Noël, une fête stressante ?

C’est pourquoi la frénésie du temps des Fêtes est exigeante physiquement et psychologiquement. C’est l’heure des retrouvailles et — parfois — des tensions familiales, ajoutées au manque de sommeil et aux excès de table et d’alcool, qui peuvent jouer au yoyo avec la santé psychologique.

« Il y a le stress lié à la quête de l’idéal, pour trouver les bons cadeaux qui rendront tout le monde content. Le stress temporel, lié à la course contre la montre, celui de la volonté d’harmonie, celui des obligations (ménage, préparation des repas), celui des conflits à gérer et des deuils à faire », détaille la psychologue Christine Grou. Cette pression qu’ajoutent les fêtes de Noël, le psychologue français Sébastien Dupont la nomme la « contrainte rituelle ».

« La période de Noël provoquerait un stress ressemblant au changement de travail », interprète pour sa part la chercheuse du Centre d’études sur le stress humain à l’Institut universitaire en santé mentale de Montréal, Catherine Raymond.

Selon elle, il existe chez tout être humain deux types de stress : le premier, « absolu », représente une menace réelle (la voiture qui nous fonce dessus, par exemple). Le second est « relatif » et provient de notre interprétation de la situation nouvelle. Dans le cas particulier des Fêtes, la chercheuse explique que ce stress surgirait de quatre ingrédients, qu’elle nomme C.I.N.É : absence de Contrôle, Imprévisibilité, Nouveauté et Égo menacé.

Plus il y a d’ingrédients actifs, plus le stress est grand. « Lorsque l’anxiété sociale se conjugue avec d’innombrables invités et cadeaux, la visite de la belle-famille, le manque de temps, parfois d’argent, la peur des commentaires… le cerveau n’est pas à la fête et gère de l’anxiété », soutient Catherine Raymond.

Mais quel que soit le type de stress, l’impact physiologique est le même. Lors de la perception d’un « danger », le cerveau sécrète des hormones (adrénaline, cortisol) destinées à alerter notre corps. Ce qui entraine, à court terme, l’arrêt de la digestion (et parfois des maux de ventre), de la sudation, des frissons, suivi d’effets cognitifs : difficultés de concentration, ruminations.

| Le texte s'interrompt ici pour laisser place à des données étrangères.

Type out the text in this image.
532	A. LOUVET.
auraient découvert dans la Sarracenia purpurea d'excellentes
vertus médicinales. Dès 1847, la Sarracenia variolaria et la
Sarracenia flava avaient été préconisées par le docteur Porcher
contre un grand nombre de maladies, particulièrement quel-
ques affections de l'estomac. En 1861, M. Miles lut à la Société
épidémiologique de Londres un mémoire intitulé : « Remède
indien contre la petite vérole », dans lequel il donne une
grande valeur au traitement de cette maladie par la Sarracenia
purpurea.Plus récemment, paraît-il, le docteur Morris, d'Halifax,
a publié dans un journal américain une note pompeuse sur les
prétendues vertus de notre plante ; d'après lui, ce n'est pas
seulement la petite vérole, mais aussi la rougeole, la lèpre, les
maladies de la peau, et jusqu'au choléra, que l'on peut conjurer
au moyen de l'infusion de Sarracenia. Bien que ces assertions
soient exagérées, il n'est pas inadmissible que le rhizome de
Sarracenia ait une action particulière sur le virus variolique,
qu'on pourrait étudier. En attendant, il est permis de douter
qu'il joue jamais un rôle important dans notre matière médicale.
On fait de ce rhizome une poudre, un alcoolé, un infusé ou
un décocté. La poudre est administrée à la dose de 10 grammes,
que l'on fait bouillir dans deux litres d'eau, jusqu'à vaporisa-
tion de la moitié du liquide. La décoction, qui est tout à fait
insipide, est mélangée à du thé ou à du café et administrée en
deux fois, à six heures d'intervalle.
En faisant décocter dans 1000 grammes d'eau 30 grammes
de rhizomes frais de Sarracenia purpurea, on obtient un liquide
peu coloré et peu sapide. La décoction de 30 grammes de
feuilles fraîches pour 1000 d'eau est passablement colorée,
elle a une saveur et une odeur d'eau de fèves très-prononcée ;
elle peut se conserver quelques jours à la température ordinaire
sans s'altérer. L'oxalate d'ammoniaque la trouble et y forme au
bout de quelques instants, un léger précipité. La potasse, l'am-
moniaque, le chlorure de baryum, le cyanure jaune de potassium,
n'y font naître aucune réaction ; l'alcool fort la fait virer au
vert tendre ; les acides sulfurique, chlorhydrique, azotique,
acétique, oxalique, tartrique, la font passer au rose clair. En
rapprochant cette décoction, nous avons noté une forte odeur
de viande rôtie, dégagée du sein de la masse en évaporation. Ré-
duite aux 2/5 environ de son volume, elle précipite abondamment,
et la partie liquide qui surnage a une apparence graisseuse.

Et ce stress peut être contagieux, c’est-à-dire se transmettre à d’autres membres de la réunion de famille. Cette contagion du stress appelée aussi résonance, est actuellement sous la loupe du Centre d’études sur le stress humain. « Ce que nous savons, c’est que plus l’individu stressé est proche de nous, plus il résonne chez nous. Mais même le stress d’un étranger peut être en partie communicatif », explique Catherine Raymond.

Quand réveillon rime avec dépression

Par ailleurs, une personne qui serait déjà sujette à la dépression est encore plus susceptible d’avoir des difficultés à traverser la période des Fêtes. On sait que près d’un Québécois sur 7 fera un épisode de dépression au cours de sa vie : 15 % des femmes et 16,7 % des hommes en 2012, selon les chiffres de l’Institut de la statistique du Québec. L’hiver, avec son manque de lumière, serait même responsable de dépressions saisonnières chez 3 % de la population — majoritairement des femmes.

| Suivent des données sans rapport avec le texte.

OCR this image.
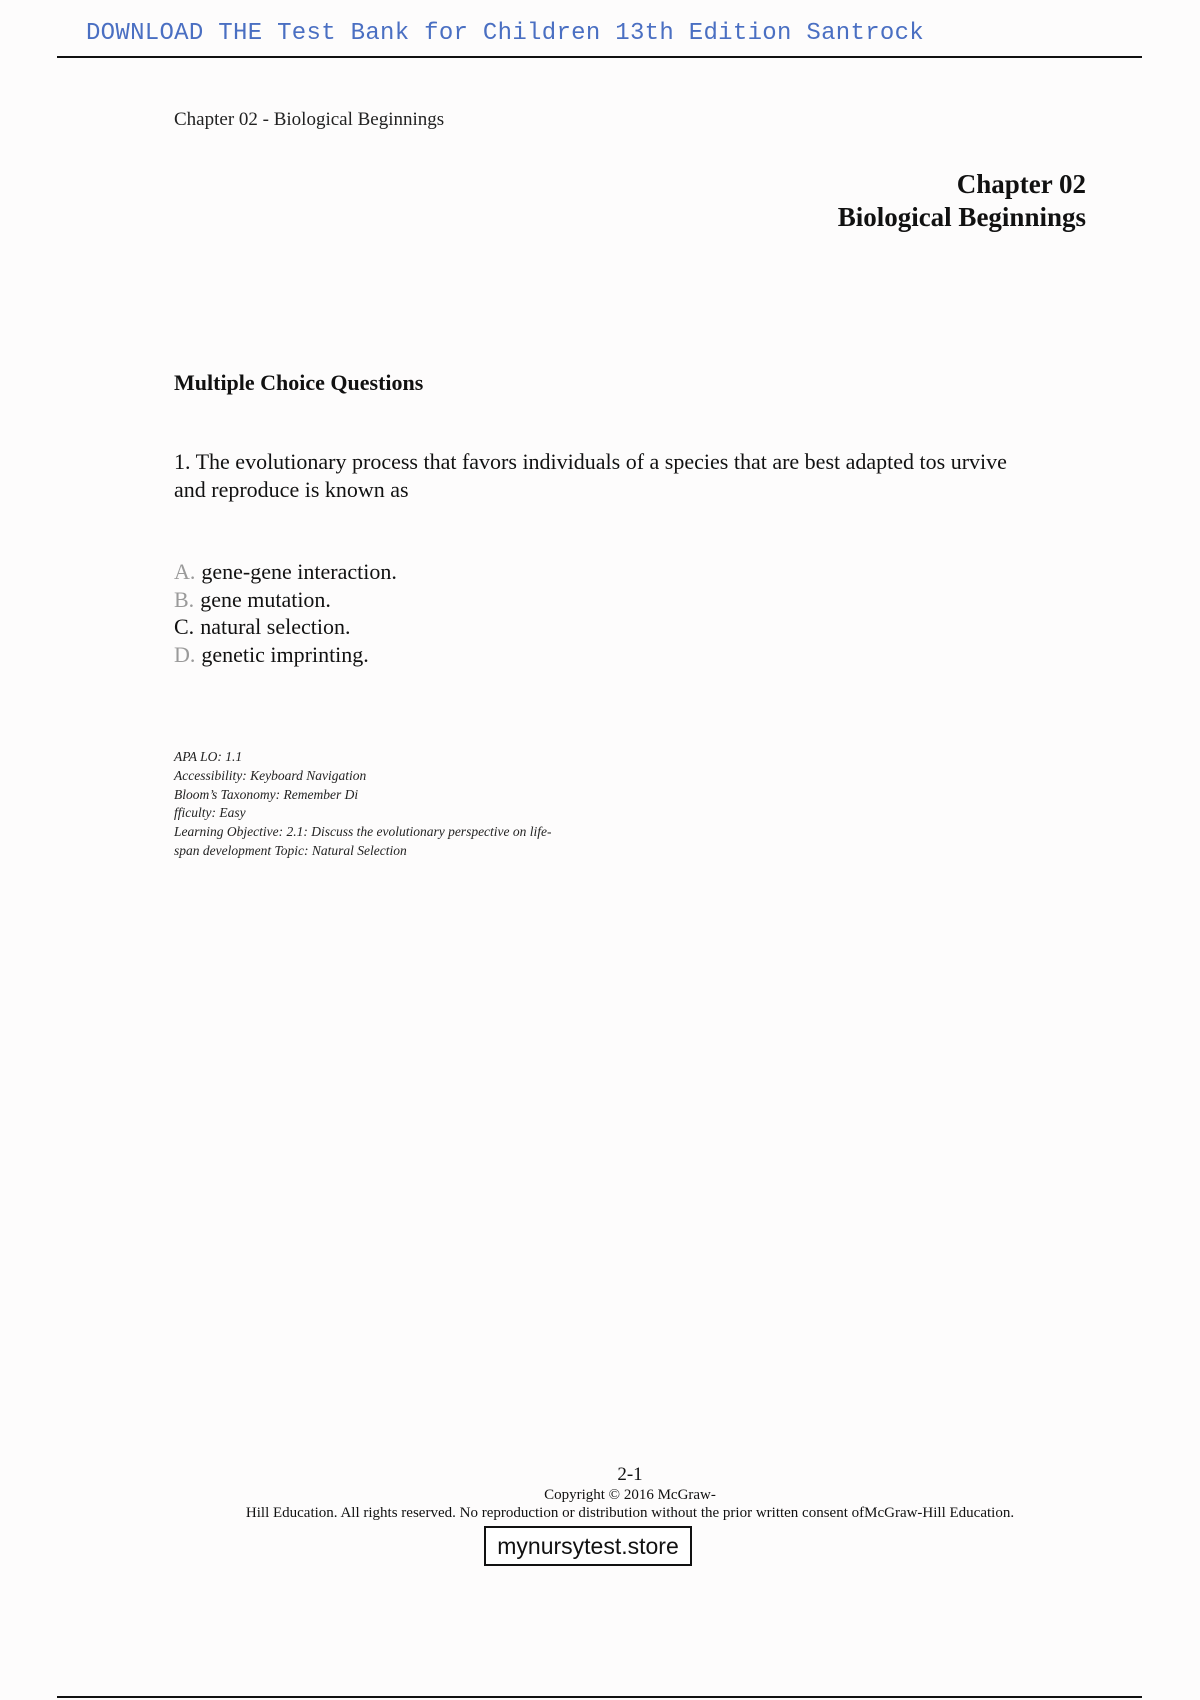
DOWNLOAD THE Test Bank for Children 13th Edition Santrock
Chapter 02 - Biological Beginnings
Chapter 02
Biological Beginnings
Multiple Choice Questions
1. The evolutionary process that favors individuals of a species that are best adapted tos urvive and reproduce is known as
A. gene-gene interaction.
B. gene mutation.
C. natural selection.
D. genetic imprinting.
APA LO: 1.1
Accessibility: Keyboard Navigation
Bloom’s Taxonomy: Remember Di
fficulty: Easy
Learning Objective: 2.1: Discuss the evolutionary perspective on life-
span development Topic: Natural Selection
2-1
Copyright © 2016 McGraw-
Hill Education. All rights reserved. No reproduction or distribution without the prior written consent ofMcGraw-Hill Education.
mynursytest.store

Les festivités n’engendrent toutefois pas de dépression, mais « cela peut exacerber et aggraver les symptômes déjà présents », relève la psychologue Christine Grou.

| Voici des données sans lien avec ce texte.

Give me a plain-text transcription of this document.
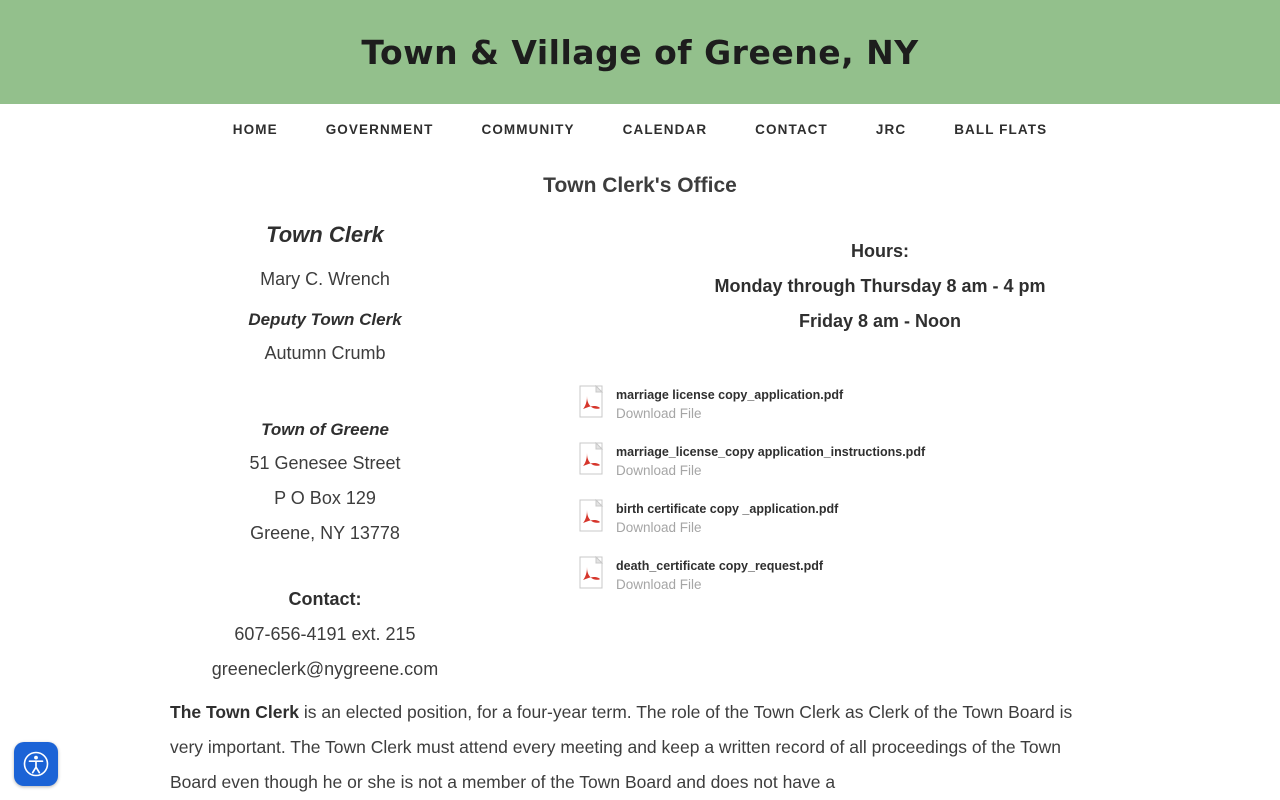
Town & Village of Greene, NY
HOME	GOVERNMENT	COMMUNITY	CALENDAR	CONTACT	JRC	BALL FLATS
Town Clerk's Office
Town Clerk
Mary C. Wrench
Deputy Town Clerk
Autumn Crumb
Town of Greene
51 Genesee Street
P O Box 129
Greene, NY 13778
Contact:
607-656-4191 ext. 215
greeneclerk@nygreene.com
Hours:
Monday through Thursday 8 am - 4 pm
Friday 8 am - Noon
marriage license copy_application.pdf
Download File
marriage_license_copy application_instructions.pdf
Download File
birth certificate copy _application.pdf
Download File
death_certificate copy_request.pdf
Download File
The Town Clerk is an elected position, for a four-year term. The role of the Town Clerk as Clerk of the Town Board is very important. The Town Clerk must attend every meeting and keep a written record of all proceedings of the Town Board even though he or she is not a member of the Town Board and does not have a
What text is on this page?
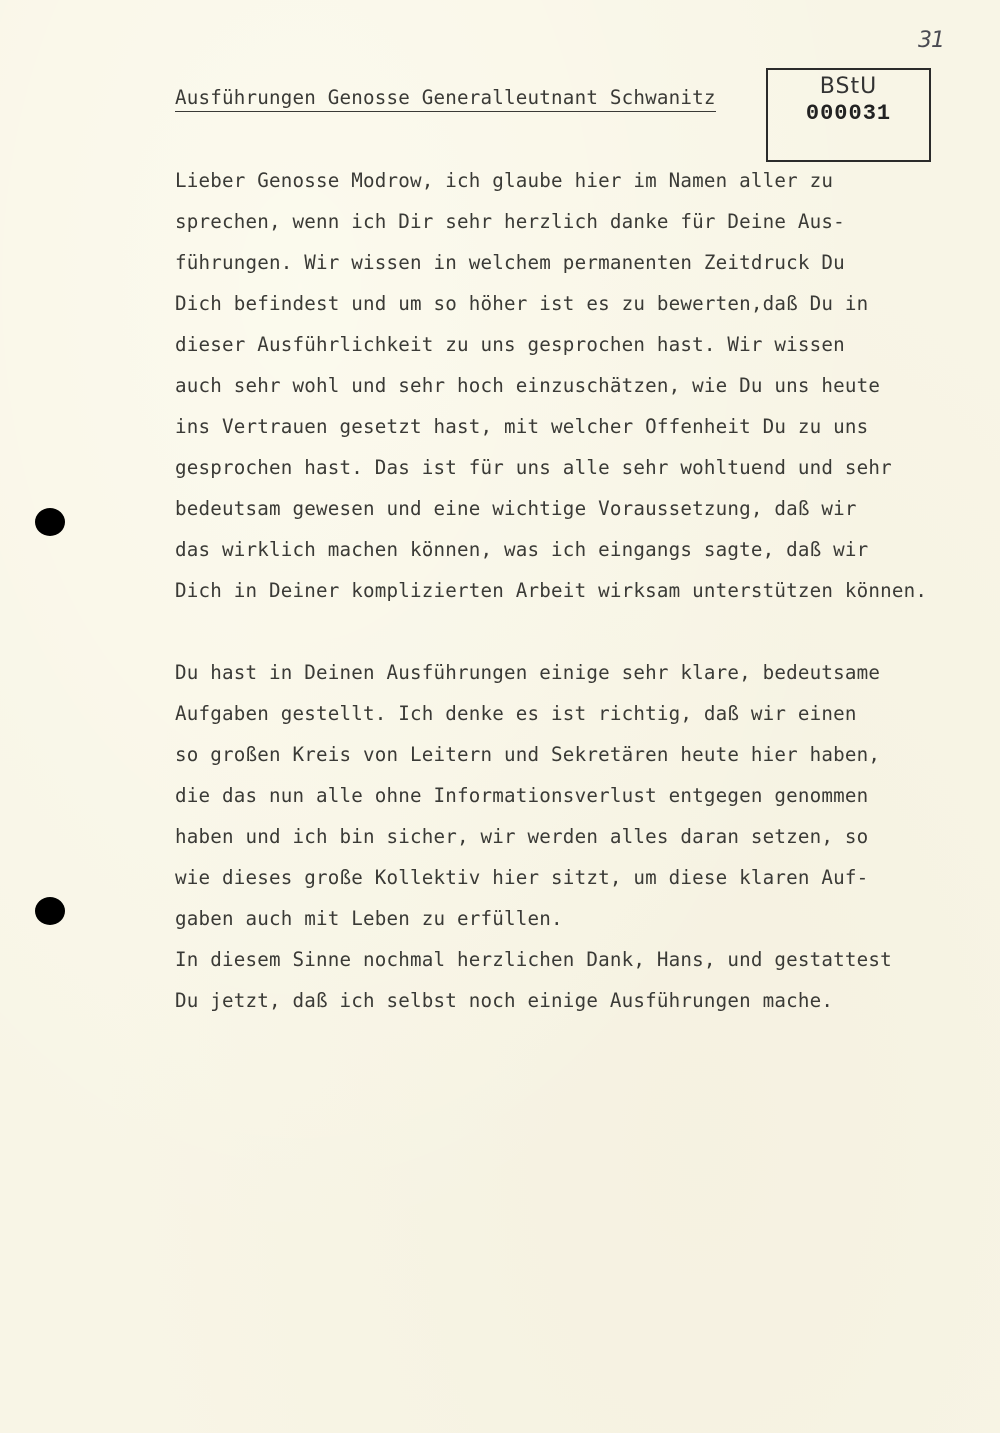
31
BStU
000031
Ausführungen Genosse Generalleutnant Schwanitz
Lieber Genosse Modrow, ich glaube hier im Namen aller zu
sprechen, wenn ich Dir sehr herzlich danke für Deine Aus-
führungen. Wir wissen in welchem permanenten Zeitdruck Du
Dich befindest und um so höher ist es zu bewerten,daß Du in
dieser Ausführlichkeit zu uns gesprochen hast. Wir wissen
auch sehr wohl und sehr hoch einzuschätzen, wie Du uns heute
ins Vertrauen gesetzt hast, mit welcher Offenheit Du zu uns
gesprochen hast. Das ist für uns alle sehr wohltuend und sehr
bedeutsam gewesen und eine wichtige Voraussetzung, daß wir
das wirklich machen können, was ich eingangs sagte, daß wir
Dich in Deiner komplizierten Arbeit wirksam unterstützen können.
Du hast in Deinen Ausführungen einige sehr klare, bedeutsame
Aufgaben gestellt. Ich denke es ist richtig, daß wir einen
so großen Kreis von Leitern und Sekretären heute hier haben,
die das nun alle ohne Informationsverlust entgegen genommen
haben und ich bin sicher, wir werden alles daran setzen, so
wie dieses große Kollektiv hier sitzt, um diese klaren Auf-
gaben auch mit Leben zu erfüllen.
In diesem Sinne nochmal herzlichen Dank, Hans, und gestattest
Du jetzt, daß ich selbst noch einige Ausführungen mache.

Par exemple, l’illusion rattachée à Noël et entretenue par les médias et les réseaux sociaux — tout paraît plus beau, plus riche, plus heureux autour de nous — ajoute à la pression que peut subir une personne, soutient-elle. « La réalité est souvent tout autre et plus complexe. Et ce n’est pas si simple de composer avec les familles recomposées, les conflits et le manque d’argent et de temps ».

Ces illusions peuvent donc elles aussi contribuer à alimenter un état dépressif latent. Pour les personnes malades, Noël sera une journée de maladie comme les autres. « Si l’on se sent dépressif, il ne faut pas hésiter à demander de l’aide et aller consulter », conclut Mme Grou.

L’Ordre des psychologues du Québec lance d’ailleurs une campagne Web destinée à sensibiliser la population à la détresse psychologique qu’il est possible de ressentir durant le temps des Fêtes. « Ces bannières Web mèneront les internautes vers la page dont l’objectif est notamment d’informer la population sur quand une aide psychologique peut être nécessaire », explique le relationniste de l’OPQ, François Van Hoenacker.